Bishop Edward Slattery celebrates an Extraordinary Form Mass at the Basilica of the National Shrine of the Immaculate Conception in Washington DC (CNS)

Bishop Edward Slattery celebrates an Extraordinary Form Mass at the Basilica of the National Shrine of the Immaculate Conception in Washington DC (CNS)

Writing for the U.K.’s Catholic Herald, Joseph Shaw explains how, through an unexpected “live and let live” policy, Benedict’s liturgical vision is being supported by Pope Francis, to the surprise of many who anticipated a reversal. Shaw spends most of his time analyzing the generational shift that has taken place over the past fifty years, and how it manifests itself in a rejection on the part of younger Catholics of the liturgical excesses that were wrongly justified in the name of the Council.

The process can also be traced by asking a more flippant question: what do seminarians and the younger clergy regard as “naughty but nice”? Fifty years ago it might have been wearing a shirt and tie. Now it is more likely to be wearing a cassock or biretta. Half a century ago it might have been using a pottery chalice. Now it might be dusting off the grand gold one from the back of the safe.

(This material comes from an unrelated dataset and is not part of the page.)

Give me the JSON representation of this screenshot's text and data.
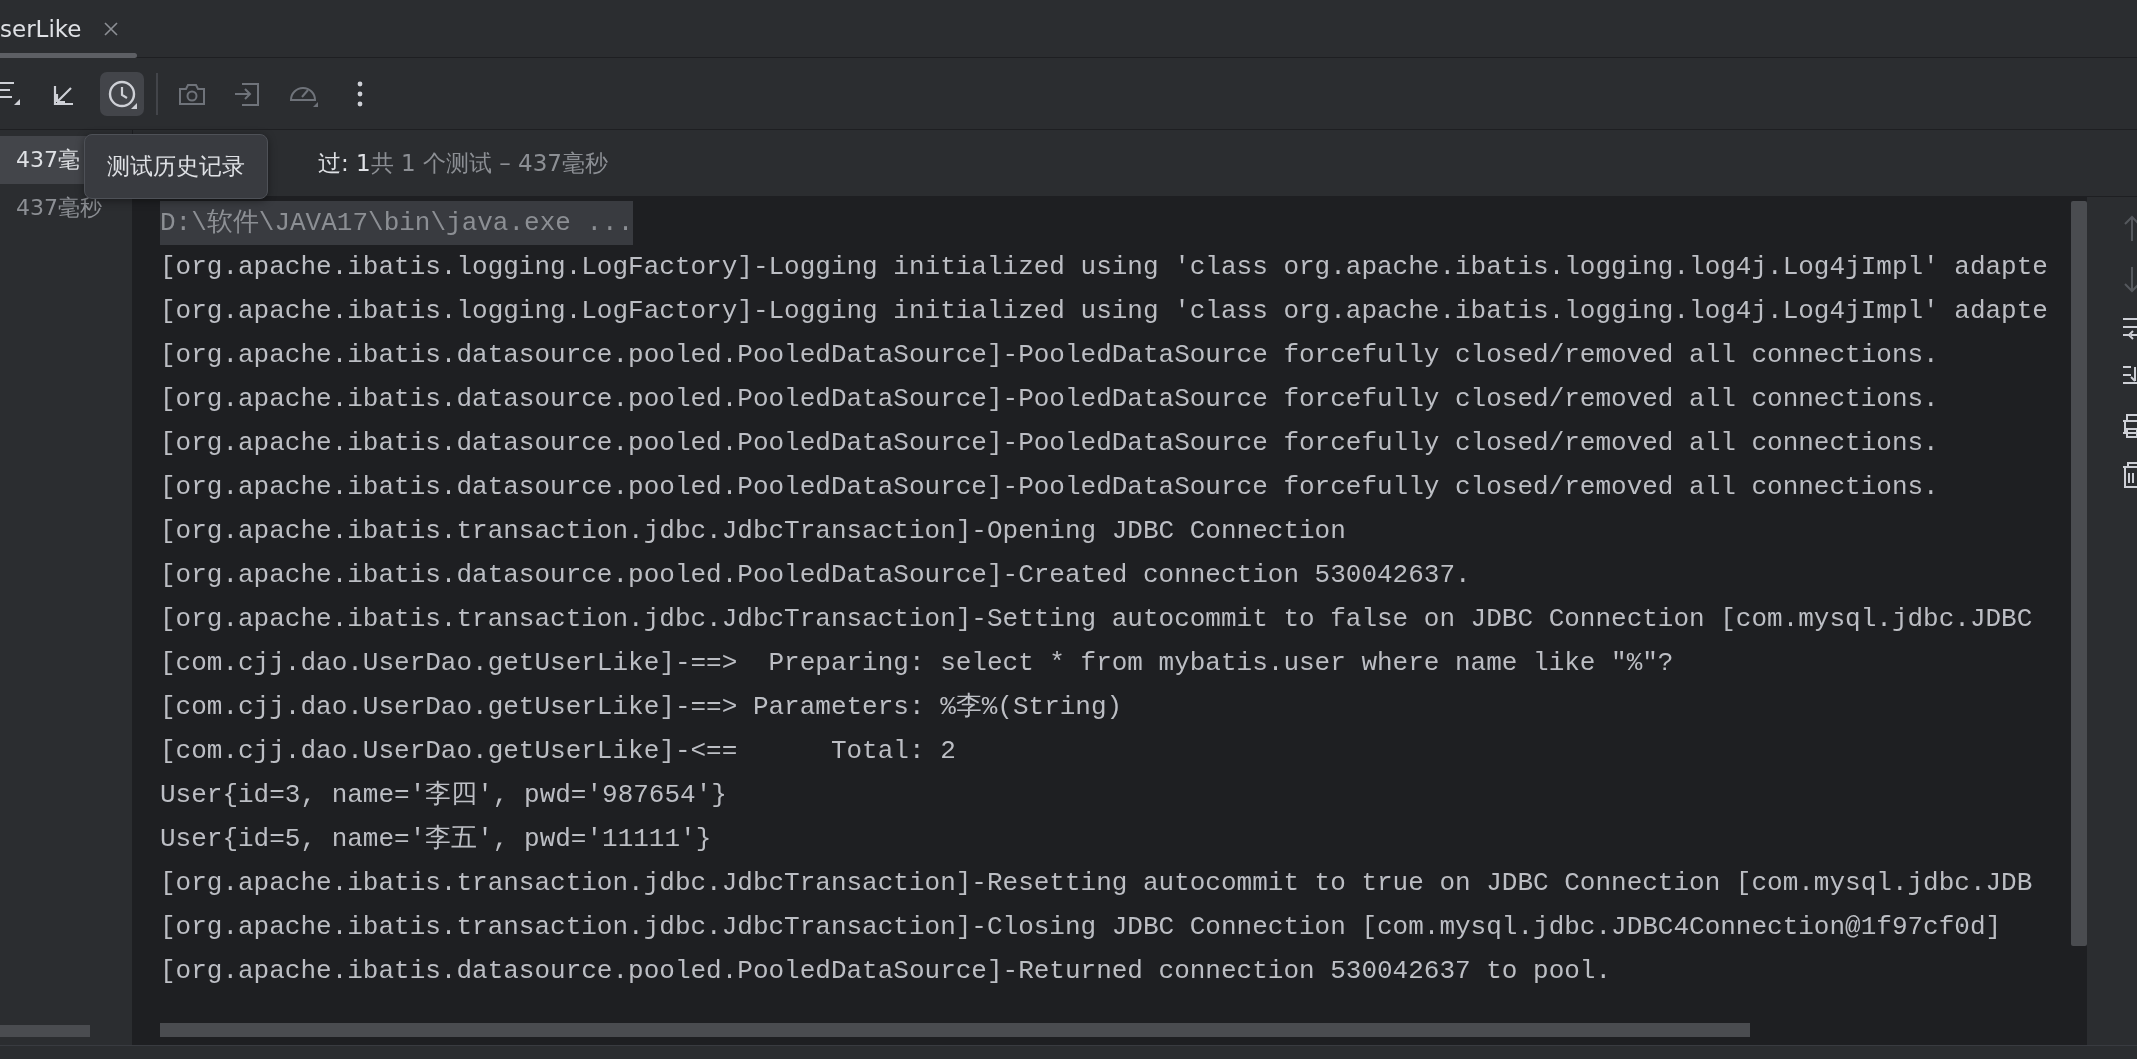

The 1990s and the 2000s was also the era of Pope St John Paul II’s campaign against liturgical abuses. Although a comprehensive failure in its practical effects (except for the eventual arrival of a new English translation of the Missal), the repeated admonitions that a slew of widespread liturgical practices were abuses, contrary to a correct understanding of the liturgy, had the effect of demolishing the moral authority of those attempting to maintain a “progressive” liturgical status quo. It was impossible to avoid realising that the freewheeling liturgy of many Catholic parishes could be defended neither by the outdated scholarship of the 1960s, nor by the mind of the Church. It was the turn of diocesan liturgical directors and seminary rectors to try to hold back the tide by the exercise of raw power, like the Roman officials of liberal myth.